Assim sendo, esta “contribuição extraordinária” sobre certas pensões de magistrados jubilados (as quais já sofrem as mesmas reduções remuneratórias do que os vencimentos no activo) representa uma discriminação negativa de tais pensões dos magistrados jubilados relativamente às remunerações dos correspondentes magistrados no activo – sendo certo que, pela própria natureza do instituto da jubilação (e sob pena da sua descaracterização), a igualdade deveria ser aqui a regra – e também face aos demais pensionistas, seja da CGA, seja da Segurança Social. Recorde-se que estes, contrariamente aos magistrados jubilados, não viram as suas pensões reduzidas nos termos do artigo 17.º, n.º 1, da Lei nº 55-A/2010 (Lei do OE de 2011). Ou seja, enquanto as pensões dos magistrados jubilados foram reduzidas em 10% (nos termos do artigo 17.º) e depois, em mais 10% no que excedia os 5.000€ (nos termos do artigo 162.º), os demais pensionistas apenas sofreram esta última.

Que diferença existe entre duas pensões de 6000€, sendo uma de um magistrado jubilado (que assim é reduzida a 5360€) e a outra de um qualquer outro cidadão (que é reduzida “apenas” a 5900€), que justifique esta diferença de tratamento?

Nenhuma! Nenhuma razão constitucionalmente atendível pode ser invocada para esta dupla penalização dos magistrados jubilados. É, pois, absolutamente discriminatória e intolerável.

2. Artigo 201.º (norma transitória relativa a prestação de serviço judicial por parte de magistrados jubilados)

Nada se oporia, por princípio, a esta proposta de que «durante a vigência do PAEF, os magistrados jubilados podem, mediante autorização expressa dos respectivos Conselhos, prestar serviço judicial» e que «esse exercício de funções não importe em qualquer alteração do regime remuneratório que auferem por força da jubilação».

Mas tal pressupõe, como era até agora adquirido, que a pensão de jubilação é equivalente à remuneração no activo (não podendo ser superior nem inferior, como estipula o artigo 148.º, n.º 4, do Estatuto do Ministério Público, que agora se pretende alterar).

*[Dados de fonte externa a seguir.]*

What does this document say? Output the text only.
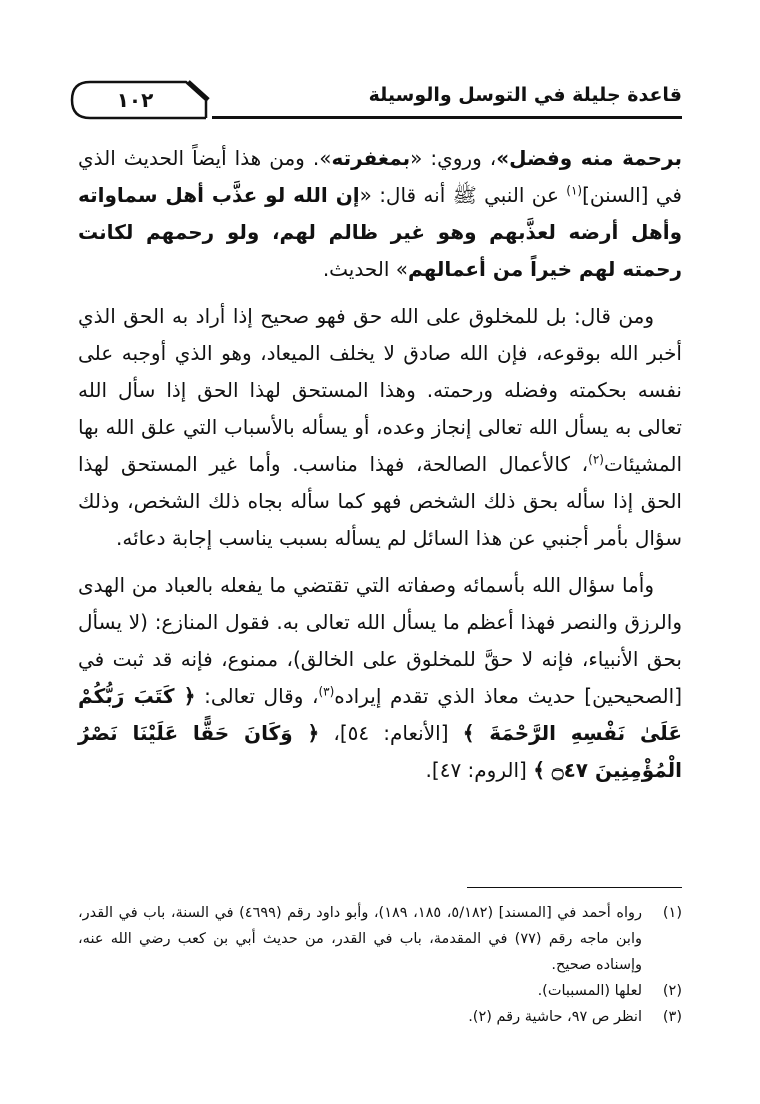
قاعدة جليلة في التوسل والوسيلة
١٠٢

برحمة منه وفضل»، وروي: «بمغفرته». ومن هذا أيضاً الحديث الذي في [السنن]$^{(١)}$ عن النبي ﷺ أنه قال: «إن الله لو عذَّب أهل سماواته وأهل أرضه لعذَّبهم وهو غير ظالم لهم، ولو رحمهم لكانت رحمته لهم خيراً من أعمالهم» الحديث.

ومن قال: بل للمخلوق على الله حق فهو صحيح إذا أراد به الحق الذي أخبر الله بوقوعه، فإن الله صادق لا يخلف الميعاد، وهو الذي أوجبه على نفسه بحكمته وفضله ورحمته. وهذا المستحق لهذا الحق إذا سأل الله تعالى به يسأل الله تعالى إنجاز وعده، أو يسأله بالأسباب التي علق الله بها المشيئات$^{(٢)}$، كالأعمال الصالحة، فهذا مناسب. وأما غير المستحق لهذا الحق إذا سأله بحق ذلك الشخص فهو كما سأله بجاه ذلك الشخص، وذلك سؤال بأمر أجنبي عن هذا السائل لم يسأله بسبب يناسب إجابة دعائه.

وأما سؤال الله بأسمائه وصفاته التي تقتضي ما يفعله بالعباد من الهدى والرزق والنصر فهذا أعظم ما يسأل الله تعالى به. فقول المنازع: (لا يسأل بحق الأنبياء، فإنه لا حقَّ للمخلوق على الخالق)، ممنوع، فإنه قد ثبت في [الصحيحين] حديث معاذ الذي تقدم إيراده$^{(٣)}$، وقال تعالى: ﴿ كَتَبَ رَبُّكُمْ عَلَىٰ نَفْسِهِ الرَّحْمَةَ ﴾ [الأنعام: ٥٤]، ﴿ وَكَانَ حَقًّا عَلَيْنَا نَصْرُ الْمُؤْمِنِينَ ۝٤٧ ﴾ [الروم: ٤٧].

(١)
رواه أحمد في [المسند] (٥/١٨٢، ١٨٥، ١٨٩)، وأبو داود رقم (٤٦٩٩) في السنة، باب في القدر، وابن ماجه رقم (٧٧) في المقدمة، باب في القدر، من حديث أبي بن كعب رضي الله عنه، وإسناده صحيح.
(٢)
لعلها (المسببات).
(٣)
انظر ص ٩٧، حاشية رقم (٢).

Ora, se a pensão de jubilação passa a poder ser (e a ser efectivamente) mais baixa do que a remuneração no activo, então esta previsão de que os magistrados jubilados podem prestar o mesmo serviço do que os magistrados no activo por menos remuneração (ou seja, mediante pensões inferiores) deixa de fazer sentido, devendo, neste caso, ao menos, prever-se que possa ser feita a opção entre a remuneração no activo ou a pensão – de acordo com a regra geral prevista nos artigos 78.º e 79.º do Estatuto da Aposentação (ver, aliás, artigo 191º da presente Proposta de Lei, e o direito de opção previsto no seu n.º 3).

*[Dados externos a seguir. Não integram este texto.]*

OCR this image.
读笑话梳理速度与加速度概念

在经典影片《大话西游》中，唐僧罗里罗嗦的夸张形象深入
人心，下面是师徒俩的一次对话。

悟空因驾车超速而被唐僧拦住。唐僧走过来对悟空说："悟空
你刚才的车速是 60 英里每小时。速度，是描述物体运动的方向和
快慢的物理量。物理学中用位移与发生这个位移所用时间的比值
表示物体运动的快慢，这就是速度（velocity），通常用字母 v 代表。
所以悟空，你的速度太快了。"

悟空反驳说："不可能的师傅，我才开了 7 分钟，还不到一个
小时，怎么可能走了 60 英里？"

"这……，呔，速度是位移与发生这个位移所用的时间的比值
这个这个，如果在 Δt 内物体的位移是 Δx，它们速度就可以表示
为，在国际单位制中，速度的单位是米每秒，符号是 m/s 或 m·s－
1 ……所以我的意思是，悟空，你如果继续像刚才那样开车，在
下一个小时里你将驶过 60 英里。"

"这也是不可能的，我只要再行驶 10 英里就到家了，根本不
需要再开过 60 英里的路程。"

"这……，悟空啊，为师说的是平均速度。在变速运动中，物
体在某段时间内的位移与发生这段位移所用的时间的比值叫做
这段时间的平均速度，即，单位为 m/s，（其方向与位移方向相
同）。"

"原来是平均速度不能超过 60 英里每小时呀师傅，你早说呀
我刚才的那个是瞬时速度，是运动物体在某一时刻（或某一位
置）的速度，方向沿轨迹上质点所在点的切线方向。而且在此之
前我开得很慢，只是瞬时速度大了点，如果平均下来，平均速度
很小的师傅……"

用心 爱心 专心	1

Em qualquer caso (isto é, ainda que só se admitisse a percepção da pensão de jubilação), é inadmissível a parte final da norma proposta neste artigo 201º ao proibir qualquer «aumento de despesa», na medida em que tal contraria a necessária atribuição de “ajudas de custo”, aliás prevista, para estes casos, no artigo 67.º, n.º 11. da Lei nº 21/85 (Estatuto dos Magistrados Judiciais), com recente redacção conferida pela Lei nº 9/2011, de 12/4.

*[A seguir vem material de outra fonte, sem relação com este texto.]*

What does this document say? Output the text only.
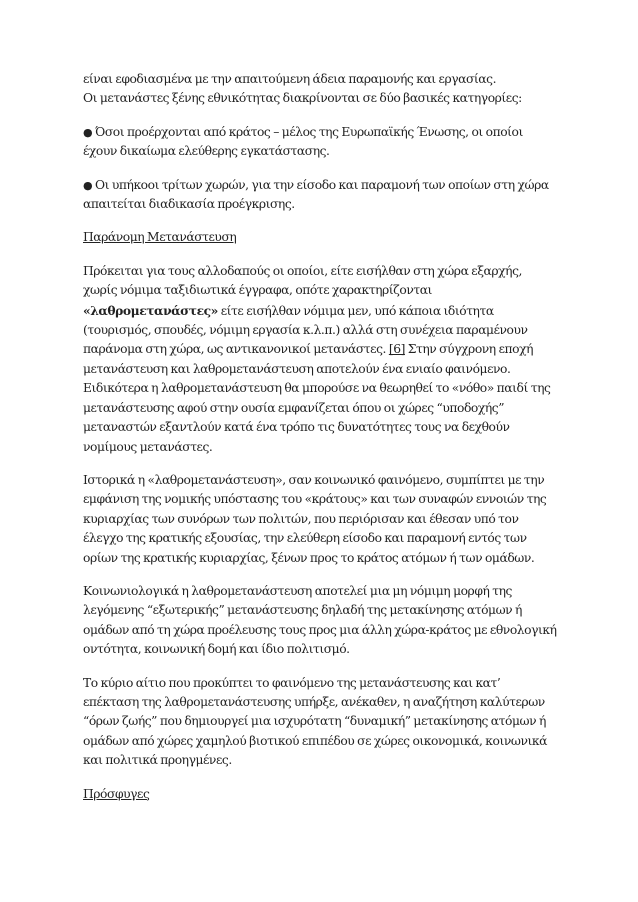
είναι εφοδιασμένα με την απαιτούμενη άδεια παραμονής και εργασίας.
Οι μετανάστες ξένης εθνικότητας διακρίνονται σε δύο βασικές κατηγορίες:

● Όσοι προέρχονται από κράτος – μέλος της Ευρωπαϊκής Ένωσης, οι οποίοι έχουν δικαίωμα ελεύθερης εγκατάστασης.

● Οι υπήκοοι τρίτων χωρών, για την είσοδο και παραμονή των οποίων στη χώρα απαιτείται διαδικασία προέγκρισης.

Παράνομη Μετανάστευση

Πρόκειται για τους αλλοδαπούς οι οποίοι, είτε εισήλθαν στη χώρα εξαρχής, χωρίς νόμιμα ταξιδιωτικά έγγραφα, οπότε χαρακτηρίζονται «λαθρομετανάστες» είτε εισήλθαν νόμιμα μεν, υπό κάποια ιδιότητα (τουρισμός, σπουδές, νόμιμη εργασία κ.λ.π.) αλλά στη συνέχεια παραμένουν παράνομα στη χώρα, ως αντικανονικοί μετανάστες. [6] Στην σύγχρονη εποχή μετανάστευση και λαθρομετανάστευση αποτελούν ένα ενιαίο φαινόμενο. Ειδικότερα η λαθρομετανάστευση θα μπορούσε να θεωρηθεί το «νόθο» παιδί της μετανάστευσης αφού στην ουσία εμφανίζεται όπου οι χώρες “υποδοχής” μεταναστών εξαντλούν κατά ένα τρόπο τις δυνατότητες τους να δεχθούν νομίμους μετανάστες.

Ιστορικά η «λαθρομετανάστευση», σαν κοινωνικό φαινόμενο, συμπίπτει με την εμφάνιση της νομικής υπόστασης του «κράτους» και των συναφών εννοιών της κυριαρχίας των συνόρων των πολιτών, που περιόρισαν και έθεσαν υπό τον έλεγχο της κρατικής εξουσίας, την ελεύθερη είσοδο και παραμονή εντός των ορίων της κρατικής κυριαρχίας, ξένων προς το κράτος ατόμων ή των ομάδων.

Κοινωνιολογικά η λαθρομετανάστευση αποτελεί μια μη νόμιμη μορφή της λεγόμενης “εξωτερικής” μετανάστευσης δηλαδή της μετακίνησης ατόμων ή ομάδων από τη χώρα προέλευσης τους προς μια άλλη χώρα-κράτος με εθνολογική οντότητα, κοινωνική δομή και ίδιο πολιτισμό.

Το κύριο αίτιο που προκύπτει το φαινόμενο της μετανάστευσης και κατ’ επέκταση της λαθρομετανάστευσης υπήρξε, ανέκαθεν, η αναζήτηση καλύτερων “όρων ζωής” που δημιουργεί μια ισχυρότατη “δυναμική” μετακίνησης ατόμων ή ομάδων από χώρες χαμηλού βιοτικού επιπέδου σε χώρες οικονομικά, κοινωνικά και πολιτικά προηγμένες.

Πρόσφυγες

Com relevância nesta questão, veja-se o Parecer do Conselho Consultivo da PGR nº 10/2011, de 2/6/2011 (DR II, de 28/9/2011), que, a propósito da proibição de acumulação de pensões com remunerações de cargos políticos (artigo 172º da Lei do OE para 2011), entendeu que «os suplementos remuneratórios que não decorrem, directa e imediatamente, da prestação funcional do titular do cargo público, sendo, antes, devidos a circunstâncias e a finalidades específicas, como sejam as que visam a compensação por despesas efectuadas por motivo de serviço (ajudas de custo e de transportes) ou que se destinam a fazer face a despesas acrescidas para salvaguarda da dignidade e prestígio do cargo (despesas de representação), não se integram no conceito de “remuneração correspondente ao cargo político desempenhado”, não estando, por isso, abrangidos pela limitação prevista no artigo 9º nº 1 da Lei nº 52-A/2005».